Ultimately, the fight against reproductive autonomy is not one for the sanctity of life, but of exerting control over people who were assigned female at birth. This is proven through the hoops that the architects of bills like those of Texas and Mississippi have built for people to jump through to access the basic ability to regulate their bodies, choose whether and when to start a family, determine the stories of their lives, and participate as equals in America. Additionally, the pro-life advocacy groups who argue so strongly for every child to be given a chance through birth rarely mention the thousands of children living in poverty, hunger, and foster care because their parent was forced to bear a child they weren’t ready to provide for. They base their ideology on their often privileged experience, without consideration for people who have different circumstances. They use inaccurate and reactionary language, referring to the pregnancy as a “fetus” before the eight-week mark, despite the medical consensus that before the eighth week of pregnancy, the proper term is “embryo”. Their fierce entitlement and lack of regard for the unconstitutionality of the legislation they support and the decisions of Roe v. Wade and Planned Parenthood v. Casey puts the lives of people who choose to undergo unsafe procedures out of a desperate need to terminate their unplanned pregnancies in jeopardy. True compassion for human life is expressed through caring for the mental, emotional, and physical health of people who are already fully developed and have partners, friends, and children to take care of—in ensuring that every family has enough to eat, safe housing, and access to education—not in taking away their bodily autonomy all for them to be compelled to carry a fetus to term.

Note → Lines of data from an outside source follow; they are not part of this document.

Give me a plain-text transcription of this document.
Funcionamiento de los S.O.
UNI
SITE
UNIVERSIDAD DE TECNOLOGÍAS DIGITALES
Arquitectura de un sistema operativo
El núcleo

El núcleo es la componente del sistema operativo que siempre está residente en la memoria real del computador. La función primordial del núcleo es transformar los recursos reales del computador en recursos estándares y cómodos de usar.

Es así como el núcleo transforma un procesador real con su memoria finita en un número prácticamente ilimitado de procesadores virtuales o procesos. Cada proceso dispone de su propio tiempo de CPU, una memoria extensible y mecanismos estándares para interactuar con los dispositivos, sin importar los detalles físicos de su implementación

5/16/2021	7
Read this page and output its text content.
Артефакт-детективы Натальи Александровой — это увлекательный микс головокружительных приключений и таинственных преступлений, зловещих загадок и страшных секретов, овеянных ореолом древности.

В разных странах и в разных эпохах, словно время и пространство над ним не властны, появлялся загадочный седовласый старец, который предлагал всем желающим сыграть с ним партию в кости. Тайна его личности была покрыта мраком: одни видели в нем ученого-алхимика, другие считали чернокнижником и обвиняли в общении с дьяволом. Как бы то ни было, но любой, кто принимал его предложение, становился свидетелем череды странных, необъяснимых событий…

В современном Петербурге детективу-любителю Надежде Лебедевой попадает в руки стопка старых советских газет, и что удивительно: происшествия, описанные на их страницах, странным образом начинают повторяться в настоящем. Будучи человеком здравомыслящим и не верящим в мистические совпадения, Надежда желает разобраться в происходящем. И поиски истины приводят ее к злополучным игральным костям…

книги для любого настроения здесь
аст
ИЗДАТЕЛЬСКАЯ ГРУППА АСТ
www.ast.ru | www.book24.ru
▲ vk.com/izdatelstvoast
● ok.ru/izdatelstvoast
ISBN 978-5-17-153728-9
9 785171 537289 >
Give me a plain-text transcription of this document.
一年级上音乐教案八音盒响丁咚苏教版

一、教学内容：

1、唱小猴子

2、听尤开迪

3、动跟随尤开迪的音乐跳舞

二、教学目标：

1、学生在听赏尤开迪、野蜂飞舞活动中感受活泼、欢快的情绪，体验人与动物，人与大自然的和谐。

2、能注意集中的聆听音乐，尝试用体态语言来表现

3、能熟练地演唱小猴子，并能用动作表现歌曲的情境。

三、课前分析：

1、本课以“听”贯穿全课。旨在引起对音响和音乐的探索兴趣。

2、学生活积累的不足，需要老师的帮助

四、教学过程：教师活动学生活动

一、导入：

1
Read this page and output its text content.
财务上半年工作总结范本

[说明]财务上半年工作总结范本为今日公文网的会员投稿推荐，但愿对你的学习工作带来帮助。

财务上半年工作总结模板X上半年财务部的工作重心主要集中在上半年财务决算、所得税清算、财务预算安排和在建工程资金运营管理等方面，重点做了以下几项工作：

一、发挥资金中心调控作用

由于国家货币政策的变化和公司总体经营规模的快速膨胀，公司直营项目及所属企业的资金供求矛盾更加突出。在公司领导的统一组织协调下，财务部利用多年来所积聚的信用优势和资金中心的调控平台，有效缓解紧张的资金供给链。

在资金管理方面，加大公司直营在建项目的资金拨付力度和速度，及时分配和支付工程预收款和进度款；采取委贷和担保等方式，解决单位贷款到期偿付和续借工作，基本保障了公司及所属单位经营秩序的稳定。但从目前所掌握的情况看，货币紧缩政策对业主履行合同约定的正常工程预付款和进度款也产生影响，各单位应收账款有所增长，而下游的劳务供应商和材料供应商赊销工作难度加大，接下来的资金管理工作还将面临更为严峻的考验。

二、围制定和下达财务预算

Roe v. Wade was decided on the principle that the Framers intended to be carried out via the Fourteenth Amendment: that every person in America is treated equally under the law. For people born with a uterus, this includes the freedom to terminate a pregnancy. At the time that the Fourteenth Amendment was added to the Constitution, enslaved women were being forced to carry the children of the men deemed their masters. They were denied marriage to the men they loved, and their children were taken from them. These women had no social standing; no ability to speak out about what was happening to them or prevent the dissolution of their families. Up until the middle of the twentieth century, enslaved, Black, and poor women were pushed to work as wet nurses for the children of upper-class women. Their ability to participate in the intimate experience of breastfeeding their own children was robbed from them by people who had no respect for their bodily autonomy or freedom to plan their own families.
Today’s circumstances are different, but despite all of the advancements that the United States has made for gender equality, the lack of worth associated with the lives of people assigned female at birth has survived. If Mississippi prevails in its case, the future is grim for the reproductive rights of the American people.